Referred Pain

Referred pain is a common symptom of back pain sufferers. Referred pain is a pain felt at a site other than where the source of the pain is. An example is the pain from the kidneys, which may be felt in the back. Pain in internal organs is often referred to sites distant from them. Another example of referred pain could be sciatica, or pain or nerve pain that is felt in the buttocks as a result of one or more of the lumbar nerve roots being compressed.

The spinal cord is a collection of nerves that travel from the brain. Individual nerve roots (there are 31 of them) travel from the spinal cord, all the way through the body and to the tips of the arms and legs. If one of these nerve roots becomes impacted by compression of the spine, anything structures that these nerves are supporting may be effected. If the nerve roots exiting the bottom lumbar vertebra are compressed, we may feel pain in our legs. Or we may feel a loss of sensitivity or strength in our feet. Referred pain in our feet may be a serious symptom, necessitating emergency surgery or treatment.

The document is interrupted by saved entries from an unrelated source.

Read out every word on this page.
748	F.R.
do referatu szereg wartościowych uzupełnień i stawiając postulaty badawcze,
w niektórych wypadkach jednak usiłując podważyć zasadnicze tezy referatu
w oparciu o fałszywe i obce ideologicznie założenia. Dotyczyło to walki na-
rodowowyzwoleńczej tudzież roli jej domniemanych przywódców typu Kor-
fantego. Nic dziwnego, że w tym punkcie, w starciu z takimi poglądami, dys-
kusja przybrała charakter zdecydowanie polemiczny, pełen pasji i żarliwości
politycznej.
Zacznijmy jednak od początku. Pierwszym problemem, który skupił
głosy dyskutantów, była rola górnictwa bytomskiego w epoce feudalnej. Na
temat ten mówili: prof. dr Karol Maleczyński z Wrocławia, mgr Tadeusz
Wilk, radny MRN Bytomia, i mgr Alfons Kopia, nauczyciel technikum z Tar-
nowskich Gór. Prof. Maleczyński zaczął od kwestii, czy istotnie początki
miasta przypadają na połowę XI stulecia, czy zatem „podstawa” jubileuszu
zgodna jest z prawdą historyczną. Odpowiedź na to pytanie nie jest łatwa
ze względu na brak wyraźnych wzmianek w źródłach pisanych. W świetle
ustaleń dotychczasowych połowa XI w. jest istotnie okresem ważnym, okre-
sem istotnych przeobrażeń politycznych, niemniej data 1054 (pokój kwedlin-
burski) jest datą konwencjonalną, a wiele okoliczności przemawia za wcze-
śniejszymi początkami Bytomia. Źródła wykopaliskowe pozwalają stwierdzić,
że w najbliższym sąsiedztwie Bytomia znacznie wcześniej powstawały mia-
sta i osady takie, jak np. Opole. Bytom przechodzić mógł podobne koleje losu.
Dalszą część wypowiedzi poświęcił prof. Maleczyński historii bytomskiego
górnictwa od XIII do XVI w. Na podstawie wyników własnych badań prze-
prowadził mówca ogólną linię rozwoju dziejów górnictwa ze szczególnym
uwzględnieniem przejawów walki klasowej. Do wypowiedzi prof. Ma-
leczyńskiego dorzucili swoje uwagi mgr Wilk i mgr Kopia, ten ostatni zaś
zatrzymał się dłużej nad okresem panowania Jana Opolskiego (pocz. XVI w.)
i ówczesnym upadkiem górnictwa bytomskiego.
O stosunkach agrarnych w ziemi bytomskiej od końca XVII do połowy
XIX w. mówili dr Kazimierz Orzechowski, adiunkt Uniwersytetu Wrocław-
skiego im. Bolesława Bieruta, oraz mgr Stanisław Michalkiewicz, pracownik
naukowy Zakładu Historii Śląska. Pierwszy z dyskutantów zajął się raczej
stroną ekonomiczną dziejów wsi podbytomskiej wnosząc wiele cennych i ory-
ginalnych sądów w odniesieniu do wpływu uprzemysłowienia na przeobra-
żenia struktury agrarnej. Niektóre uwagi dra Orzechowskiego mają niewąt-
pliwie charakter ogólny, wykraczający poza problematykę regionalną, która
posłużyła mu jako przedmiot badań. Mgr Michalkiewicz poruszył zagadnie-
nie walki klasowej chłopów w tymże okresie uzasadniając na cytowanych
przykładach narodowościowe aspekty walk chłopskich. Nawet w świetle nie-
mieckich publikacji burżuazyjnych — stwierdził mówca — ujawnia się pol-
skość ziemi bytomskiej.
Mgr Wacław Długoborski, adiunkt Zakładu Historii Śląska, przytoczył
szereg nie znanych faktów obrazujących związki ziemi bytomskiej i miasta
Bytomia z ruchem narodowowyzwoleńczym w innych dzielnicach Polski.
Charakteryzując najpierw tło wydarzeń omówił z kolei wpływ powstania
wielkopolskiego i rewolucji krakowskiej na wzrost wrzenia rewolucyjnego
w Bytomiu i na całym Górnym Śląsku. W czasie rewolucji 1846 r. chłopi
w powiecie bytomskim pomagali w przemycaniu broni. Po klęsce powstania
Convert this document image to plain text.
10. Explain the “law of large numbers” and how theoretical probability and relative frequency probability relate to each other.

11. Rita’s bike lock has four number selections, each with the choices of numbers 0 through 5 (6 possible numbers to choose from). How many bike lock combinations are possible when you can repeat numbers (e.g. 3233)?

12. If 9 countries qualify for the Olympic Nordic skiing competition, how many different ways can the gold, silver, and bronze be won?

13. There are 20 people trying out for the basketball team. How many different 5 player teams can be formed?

We may also feel referred pain in our arms as a result of nerve root compression. Nerve root compression in one of our cervical vertebra may present as referred pain in our arms or hands. Referred pain that suddenly comes on for no reason, in one of our arms, may a sign of a more serious problem, as it could also be as a result of a coronary event, such as a stroke or heart attack.

Sciatica is one of the most common examples of referred pain suffered by lower back pain patients. Sciatica is a painful symptom under the category of low back pain. The pain of sciatica is felt along the sciatic nerve, which runs from the low back into the buttock area, down the back of the thigh and the inner leg, and extends as far down as the foot. Sciatic pain may come on suddenly and at a high intensity or it may develop gradually. Symptoms of sciatica include severe, sharp, electrical pain with aching and burning characteristics. Up to 5 percent of the population may feel this type of referred pain. Though sciatica is treatable, the symptoms may relapse, with a lifetime prevalence of up to 40 percent.

The cause of sciatica is an irritation of the sciatic nerve. The sciatic nerve is formed from several spinal nerves that pass through the openings in the sacrum, the lower portion of the spine. This nerve is the primary nerve in our leg and the longest and largest nerve in the body. The nerve travels the entire length of our leg, all the way into our heel area. When this nerve is impacted or compressed, a sharp, electrical wave of pain, along with other symptoms, can occur anywhere along the pathway. These other symptoms may include burning, achiness, weakness, tingling, and numbness.

Alternative therapies for sciatica include Acupressure, Acupuncture, the Feldenkrais method, Myotherapy, Trager, and Tai Chi.